Moderna « pourrait être dans les temps s'ils étaient plus coopératifs », a déclaré l'une des sources à Reuters.

Certains désaccords ont suscité des inquiétudes concernant la relative inexpérience de la jeune entreprise de biotechnologie et ce que les sources ont décrit comme son manque de personnel et d’expertise pour superviser la phase la plus critique des essais sur les humains. Le gouvernement américain n'est pas confronté à des problèmes similaires avec des fabricants de médicaments établis, tels que AstraZeneca Plc et Johnson & Johnson, travaillant sur d'autres vaccins candidats de premier plan, ont déclaré les sources.

Moderna et d'autres développeurs de vaccins travaillent avec les National Institutes of Health (NIH) des États-Unis et la Food and Drug Administration (FDA), ainsi qu'avec des réseaux d'immunologues et d'autres experts en vaccins chargés par le NIH d'aider à superviser la conception des essais.

Moderna a nié tout faux pas de sa part mais a reconnu des « divergences d'opinion » avec les experts impliqués dans l'effort sans précédent pour tenir l'engagement de l'administration Trump de trouver un vaccin dans les mois. Il faut généralement environ une décennie pour développer un vaccin – et de nombreux efforts échouent à en produire un. Moderna a déclaré avoir une équipe expérimentée qui comprend des personnes qui ont effectué plusieurs essais à grande échelle.

« Cela n'a pas été facile ni facile », a déclaré Ray Jordan, porte-parole de Moderna. « Personne n'a jamais rien fait de tel auparavant – ni Moderna, ni le NIH, ni aucune des autres sociétés. »

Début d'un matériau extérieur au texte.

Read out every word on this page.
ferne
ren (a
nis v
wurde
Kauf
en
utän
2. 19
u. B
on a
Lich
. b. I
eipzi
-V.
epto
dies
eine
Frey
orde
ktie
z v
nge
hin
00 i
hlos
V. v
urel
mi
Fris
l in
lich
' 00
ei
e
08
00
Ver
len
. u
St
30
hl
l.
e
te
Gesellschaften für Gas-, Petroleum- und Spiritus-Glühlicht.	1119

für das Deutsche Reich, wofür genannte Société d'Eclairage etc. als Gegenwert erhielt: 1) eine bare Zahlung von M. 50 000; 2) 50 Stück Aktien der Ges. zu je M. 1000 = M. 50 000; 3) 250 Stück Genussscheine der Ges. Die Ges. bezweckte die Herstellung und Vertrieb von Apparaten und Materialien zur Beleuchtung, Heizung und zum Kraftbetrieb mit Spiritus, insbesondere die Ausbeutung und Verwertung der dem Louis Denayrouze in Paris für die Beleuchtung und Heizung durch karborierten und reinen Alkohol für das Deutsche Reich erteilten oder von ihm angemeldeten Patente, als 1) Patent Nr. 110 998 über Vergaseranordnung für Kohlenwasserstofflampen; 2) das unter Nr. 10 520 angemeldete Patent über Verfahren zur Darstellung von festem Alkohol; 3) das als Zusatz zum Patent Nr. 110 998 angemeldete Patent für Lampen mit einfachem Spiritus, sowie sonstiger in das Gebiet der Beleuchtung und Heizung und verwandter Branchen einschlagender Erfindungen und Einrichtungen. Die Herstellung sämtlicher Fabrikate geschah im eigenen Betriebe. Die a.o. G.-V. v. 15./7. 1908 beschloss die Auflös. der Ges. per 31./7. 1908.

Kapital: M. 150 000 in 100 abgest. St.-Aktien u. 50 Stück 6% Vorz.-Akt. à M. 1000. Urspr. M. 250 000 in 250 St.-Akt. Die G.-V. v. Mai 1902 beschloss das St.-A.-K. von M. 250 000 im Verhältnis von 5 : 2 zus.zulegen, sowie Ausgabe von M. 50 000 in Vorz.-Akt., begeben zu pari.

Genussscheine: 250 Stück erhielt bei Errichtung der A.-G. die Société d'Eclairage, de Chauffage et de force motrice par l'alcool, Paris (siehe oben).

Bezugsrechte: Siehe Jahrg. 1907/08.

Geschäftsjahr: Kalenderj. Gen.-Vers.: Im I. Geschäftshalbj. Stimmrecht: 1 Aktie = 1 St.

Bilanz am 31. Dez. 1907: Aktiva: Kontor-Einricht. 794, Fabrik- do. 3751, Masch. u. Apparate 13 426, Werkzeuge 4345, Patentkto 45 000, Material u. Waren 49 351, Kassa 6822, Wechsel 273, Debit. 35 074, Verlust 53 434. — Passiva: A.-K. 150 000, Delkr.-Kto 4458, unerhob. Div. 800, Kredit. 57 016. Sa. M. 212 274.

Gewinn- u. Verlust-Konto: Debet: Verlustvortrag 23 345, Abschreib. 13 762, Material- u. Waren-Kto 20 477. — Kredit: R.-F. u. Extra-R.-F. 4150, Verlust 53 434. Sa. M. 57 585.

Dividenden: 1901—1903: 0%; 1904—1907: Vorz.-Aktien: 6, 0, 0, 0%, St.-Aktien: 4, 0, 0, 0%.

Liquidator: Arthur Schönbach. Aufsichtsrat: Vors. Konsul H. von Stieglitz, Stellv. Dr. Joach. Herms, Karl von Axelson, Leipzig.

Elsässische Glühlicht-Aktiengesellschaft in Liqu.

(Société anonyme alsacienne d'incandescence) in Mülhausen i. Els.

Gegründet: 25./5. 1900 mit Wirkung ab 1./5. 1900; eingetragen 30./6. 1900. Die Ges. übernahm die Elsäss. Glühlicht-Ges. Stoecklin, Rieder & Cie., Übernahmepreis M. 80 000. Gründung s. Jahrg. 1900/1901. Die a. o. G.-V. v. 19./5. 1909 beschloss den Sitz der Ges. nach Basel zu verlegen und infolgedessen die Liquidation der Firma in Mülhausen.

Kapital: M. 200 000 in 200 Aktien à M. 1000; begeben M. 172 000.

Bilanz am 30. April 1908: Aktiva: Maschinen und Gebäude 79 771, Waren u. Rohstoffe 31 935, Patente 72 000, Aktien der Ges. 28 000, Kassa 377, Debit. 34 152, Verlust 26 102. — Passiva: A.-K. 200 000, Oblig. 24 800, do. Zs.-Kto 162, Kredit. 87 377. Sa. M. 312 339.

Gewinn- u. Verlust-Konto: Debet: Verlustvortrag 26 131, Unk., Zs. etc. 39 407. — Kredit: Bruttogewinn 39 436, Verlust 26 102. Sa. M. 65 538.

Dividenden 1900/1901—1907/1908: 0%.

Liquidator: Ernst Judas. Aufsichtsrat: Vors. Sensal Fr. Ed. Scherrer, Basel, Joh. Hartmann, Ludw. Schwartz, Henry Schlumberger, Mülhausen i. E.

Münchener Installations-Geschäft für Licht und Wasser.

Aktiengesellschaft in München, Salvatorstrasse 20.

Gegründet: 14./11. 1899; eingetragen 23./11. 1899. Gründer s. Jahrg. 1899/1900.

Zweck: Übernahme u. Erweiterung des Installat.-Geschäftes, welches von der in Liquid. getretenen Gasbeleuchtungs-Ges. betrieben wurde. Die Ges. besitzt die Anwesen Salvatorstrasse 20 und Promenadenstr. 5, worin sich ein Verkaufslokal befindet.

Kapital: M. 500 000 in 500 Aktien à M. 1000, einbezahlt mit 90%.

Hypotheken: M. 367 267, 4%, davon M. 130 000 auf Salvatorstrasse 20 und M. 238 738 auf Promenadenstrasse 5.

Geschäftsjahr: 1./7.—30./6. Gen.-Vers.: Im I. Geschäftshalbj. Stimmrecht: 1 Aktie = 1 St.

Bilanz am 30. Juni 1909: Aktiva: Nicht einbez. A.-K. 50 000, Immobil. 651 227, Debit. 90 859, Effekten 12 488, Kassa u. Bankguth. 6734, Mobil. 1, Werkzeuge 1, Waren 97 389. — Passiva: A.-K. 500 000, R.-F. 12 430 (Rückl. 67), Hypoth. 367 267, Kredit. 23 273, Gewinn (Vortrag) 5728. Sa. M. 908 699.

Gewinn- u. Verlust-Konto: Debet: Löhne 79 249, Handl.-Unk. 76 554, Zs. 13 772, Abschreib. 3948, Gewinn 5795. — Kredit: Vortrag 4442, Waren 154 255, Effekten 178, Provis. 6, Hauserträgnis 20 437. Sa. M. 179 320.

Dans un désaccord, les dirigeants de Moderna ont résisté à l'insistance des experts sur une surveillance étroite des participants à l'essai qui pourraient contracter COVID-19 pour les changements des niveaux d'oxygène qui pourraient signaler des complications dangereuses. Alors que d'autres fabricants de médicaments se sont conformés, Moderna a remis en question la recommandation comme un «problème» qui ralentissait le développement, a déclaré l'une des sources à Reuters. Jordan a déclaré que la société préférait reporter toutes les décisions concernant la surveillance aux médecins des patients, mais que la société avait finalement accepté une certaine surveillance.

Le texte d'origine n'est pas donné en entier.